Ariana left full-time paid employment after her second child was born to pursue her business dream making candles. She runs the operation from home, which allows her to work at her own pace and balance this with the demands of her two young children. With her youngest starting school this year, Ariana says she now has more time to focus on her candles and the business.

“My goal is to grow this so I can earn a living from it and thus have the flexibility to fit work around my family and other interests.”

Her candles are all hand-poured, non-toxic and environmentally friendly. However, Ariana has enjoyed the opportunity to bring other skills to the table, like branding, labelling and costing. Although she sells the products via Facebook, it’s the candle parties and markets that Ariana loves the most as it gives her a chance to interact with the customers.

Her foray into candle-making marks a significant career change, and one that she hasn’t regretted. In the past, Ariana has worked as an English instructor in Japan, a course administrator at the University of Auckland, and as a road safety education coordinator at Auckland Transport for Auckland Council.

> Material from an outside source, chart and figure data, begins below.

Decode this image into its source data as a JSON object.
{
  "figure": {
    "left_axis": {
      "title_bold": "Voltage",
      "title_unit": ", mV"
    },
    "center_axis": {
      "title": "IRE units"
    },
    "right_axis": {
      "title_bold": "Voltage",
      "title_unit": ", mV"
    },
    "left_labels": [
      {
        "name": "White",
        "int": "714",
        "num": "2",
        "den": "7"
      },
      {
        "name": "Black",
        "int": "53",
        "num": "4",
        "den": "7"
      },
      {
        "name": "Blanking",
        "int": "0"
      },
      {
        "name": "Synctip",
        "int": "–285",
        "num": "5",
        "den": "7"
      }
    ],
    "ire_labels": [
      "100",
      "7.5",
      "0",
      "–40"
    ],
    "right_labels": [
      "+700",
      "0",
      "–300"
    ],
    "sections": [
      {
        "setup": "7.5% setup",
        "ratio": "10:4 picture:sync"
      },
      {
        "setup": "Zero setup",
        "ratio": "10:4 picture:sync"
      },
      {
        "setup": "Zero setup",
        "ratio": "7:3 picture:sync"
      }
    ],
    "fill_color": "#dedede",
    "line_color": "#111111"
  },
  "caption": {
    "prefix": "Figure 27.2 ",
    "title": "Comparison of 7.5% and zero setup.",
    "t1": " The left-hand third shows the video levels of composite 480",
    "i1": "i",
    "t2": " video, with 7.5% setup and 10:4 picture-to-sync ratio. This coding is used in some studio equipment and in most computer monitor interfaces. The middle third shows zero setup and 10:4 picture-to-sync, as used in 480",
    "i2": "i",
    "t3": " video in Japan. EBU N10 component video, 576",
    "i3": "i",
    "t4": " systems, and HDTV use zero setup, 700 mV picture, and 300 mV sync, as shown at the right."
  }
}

“I’ve enjoyed aspects of all previous jobs and learnt invaluable skills and knowledge, but having a family means you need flexibility. Financially, professionally and personally it needs to be rewarding to work full-time and raise a family. For me, I’ve had the luxury of not needing to work, so it’s been an opportunity for me to create something that fits in with our lifestyle.”

After working in Japan and Auckland, Ariana returned to Christchurch, where she had grown up. She attended high school in Avonside and graduated from Canterbury University with a Bachelor of Arts in psychology and sociology.

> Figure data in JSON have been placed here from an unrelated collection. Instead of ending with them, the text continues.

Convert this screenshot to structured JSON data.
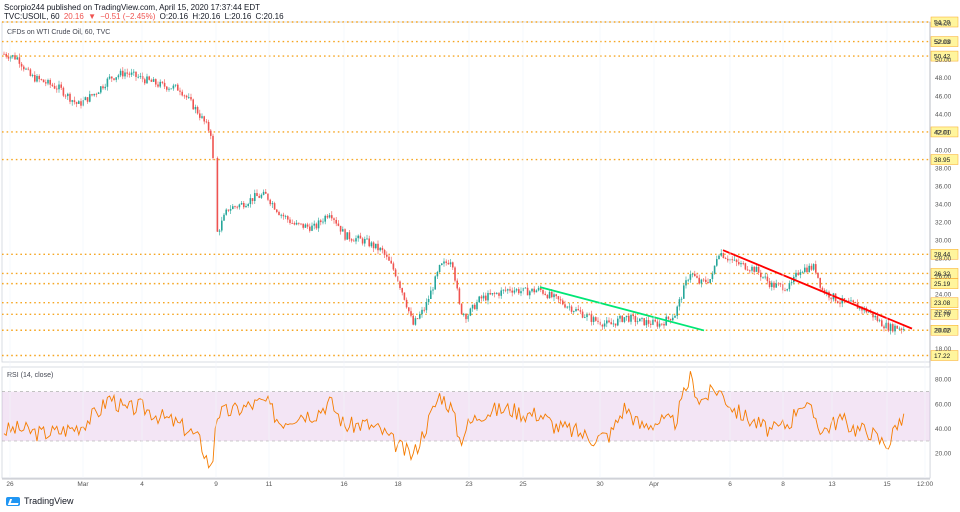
{
  "header": {
    "line1": "Scorpio244 published on TradingView.com, April 15, 2020 17:37:44 EDT",
    "symbol": "TVC:USOIL, 60",
    "last": "20.16",
    "change_arrow": "▼",
    "change": "−0.51 (−2.45%)",
    "open": "O:20.16",
    "high": "H:20.16",
    "low": "L:20.16",
    "close": "C:20.16"
  },
  "footer": {
    "brand": "TradingView"
  },
  "chart_data": {
    "type": "candlestick",
    "title": "CFDs on WTI Crude Oil, 60, TVC",
    "ylim": [
      16.5,
      54.2
    ],
    "y_ticks": [
      18,
      20,
      22,
      24,
      26,
      28,
      30,
      32,
      34,
      36,
      38,
      40,
      42,
      44,
      46,
      48,
      50,
      52,
      54
    ],
    "x_tick_labels": [
      "26",
      "Mar",
      "4",
      "9",
      "11",
      "16",
      "18",
      "23",
      "25",
      "30",
      "Apr",
      "6",
      "8",
      "13",
      "15",
      "12:00"
    ],
    "price_path": [
      [
        0,
        50.8
      ],
      [
        18,
        50.2
      ],
      [
        30,
        48.2
      ],
      [
        60,
        46.8
      ],
      [
        78,
        45.0
      ],
      [
        95,
        46.3
      ],
      [
        110,
        48.0
      ],
      [
        125,
        48.6
      ],
      [
        140,
        48.0
      ],
      [
        160,
        47.2
      ],
      [
        180,
        46.8
      ],
      [
        198,
        44.2
      ],
      [
        212,
        41.7
      ],
      [
        216,
        30.5
      ],
      [
        228,
        33.5
      ],
      [
        242,
        34.0
      ],
      [
        255,
        34.8
      ],
      [
        266,
        35.0
      ],
      [
        280,
        33.0
      ],
      [
        295,
        31.7
      ],
      [
        315,
        31.4
      ],
      [
        330,
        33.2
      ],
      [
        345,
        30.5
      ],
      [
        365,
        29.9
      ],
      [
        382,
        28.8
      ],
      [
        395,
        26.5
      ],
      [
        405,
        23.5
      ],
      [
        413,
        20.6
      ],
      [
        425,
        22.5
      ],
      [
        440,
        27.0
      ],
      [
        452,
        28.0
      ],
      [
        460,
        22.3
      ],
      [
        467,
        21.6
      ],
      [
        480,
        23.5
      ],
      [
        495,
        24.0
      ],
      [
        510,
        24.6
      ],
      [
        525,
        24.3
      ],
      [
        540,
        24.5
      ],
      [
        555,
        23.5
      ],
      [
        575,
        22.3
      ],
      [
        593,
        21.2
      ],
      [
        610,
        20.6
      ],
      [
        625,
        21.5
      ],
      [
        640,
        21.0
      ],
      [
        660,
        20.7
      ],
      [
        675,
        21.8
      ],
      [
        690,
        26.5
      ],
      [
        700,
        25.2
      ],
      [
        712,
        25.8
      ],
      [
        718,
        28.8
      ],
      [
        735,
        27.5
      ],
      [
        755,
        26.8
      ],
      [
        772,
        25.0
      ],
      [
        790,
        24.8
      ],
      [
        800,
        26.8
      ],
      [
        815,
        27.0
      ],
      [
        822,
        24.5
      ],
      [
        840,
        23.2
      ],
      [
        855,
        22.8
      ],
      [
        870,
        22.0
      ],
      [
        880,
        20.9
      ],
      [
        890,
        20.3
      ],
      [
        896,
        20.4
      ],
      [
        906,
        20.16
      ]
    ],
    "levels": [
      {
        "value": 54.2,
        "label": "54.20"
      },
      {
        "value": 52.03,
        "label": "52.03"
      },
      {
        "value": 50.42,
        "label": "50.42"
      },
      {
        "value": 42.01,
        "label": "42.01"
      },
      {
        "value": 38.95,
        "label": "38.95"
      },
      {
        "value": 28.44,
        "label": "28.44"
      },
      {
        "value": 26.32,
        "label": "26.32"
      },
      {
        "value": 25.19,
        "label": "25.19"
      },
      {
        "value": 23.08,
        "label": "23.08"
      },
      {
        "value": 21.79,
        "label": "21.79"
      },
      {
        "value": 20.02,
        "label": "20.02"
      },
      {
        "value": 17.22,
        "label": "17.22"
      }
    ],
    "level_color": "#f5a623",
    "trendlines": [
      {
        "color": "#00e676",
        "from": [
          540,
          24.8
        ],
        "to": [
          704,
          20.0
        ]
      },
      {
        "color": "#ff0000",
        "from": [
          723,
          28.9
        ],
        "to": [
          912,
          20.2
        ]
      }
    ],
    "rsi": {
      "title": "RSI (14, close)",
      "ylim": [
        0,
        90
      ],
      "y_ticks": [
        20,
        40,
        60,
        80
      ],
      "band": [
        30,
        70
      ],
      "line_color": "#f57c00",
      "band_color": "#9c27b0",
      "path": [
        [
          0,
          38
        ],
        [
          20,
          40
        ],
        [
          40,
          36
        ],
        [
          60,
          38
        ],
        [
          80,
          42
        ],
        [
          100,
          55
        ],
        [
          110,
          66
        ],
        [
          125,
          55
        ],
        [
          140,
          58
        ],
        [
          160,
          50
        ],
        [
          175,
          45
        ],
        [
          190,
          38
        ],
        [
          200,
          30
        ],
        [
          212,
          5
        ],
        [
          216,
          52
        ],
        [
          235,
          55
        ],
        [
          255,
          60
        ],
        [
          266,
          62
        ],
        [
          280,
          45
        ],
        [
          300,
          52
        ],
        [
          315,
          52
        ],
        [
          330,
          62
        ],
        [
          345,
          42
        ],
        [
          365,
          44
        ],
        [
          382,
          38
        ],
        [
          395,
          28
        ],
        [
          405,
          22
        ],
        [
          413,
          18
        ],
        [
          425,
          40
        ],
        [
          440,
          68
        ],
        [
          452,
          56
        ],
        [
          460,
          30
        ],
        [
          467,
          42
        ],
        [
          480,
          52
        ],
        [
          495,
          55
        ],
        [
          510,
          56
        ],
        [
          525,
          52
        ],
        [
          540,
          52
        ],
        [
          555,
          42
        ],
        [
          575,
          38
        ],
        [
          593,
          32
        ],
        [
          610,
          35
        ],
        [
          625,
          58
        ],
        [
          640,
          42
        ],
        [
          660,
          46
        ],
        [
          675,
          45
        ],
        [
          690,
          82
        ],
        [
          700,
          62
        ],
        [
          712,
          70
        ],
        [
          718,
          72
        ],
        [
          735,
          55
        ],
        [
          755,
          45
        ],
        [
          772,
          38
        ],
        [
          790,
          45
        ],
        [
          800,
          62
        ],
        [
          815,
          50
        ],
        [
          822,
          38
        ],
        [
          840,
          48
        ],
        [
          855,
          40
        ],
        [
          870,
          38
        ],
        [
          880,
          30
        ],
        [
          890,
          28
        ],
        [
          896,
          45
        ],
        [
          906,
          46
        ]
      ]
    }
  }
}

“I haven’t gone on to use any of the specifics of my degree, but the roundedness of being tertiary qualified is invaluable. I learnt how to commit, research, study. I don’t think university is for everybody, but it worked as a great starting point for me. Looking back, it’s the whole experience rather than the specific information that is key.”

Upon returning to Christchurch, Ariana and her sister Aimee started a business together called Candles and Cream, in which Ariana does the candles and Aimee makes natural skin care and home products.

“It’s fun doing something together,” says Ariana. “I love working with my hands and indulging the senses. It’s very peaceful and uplifting making candles.”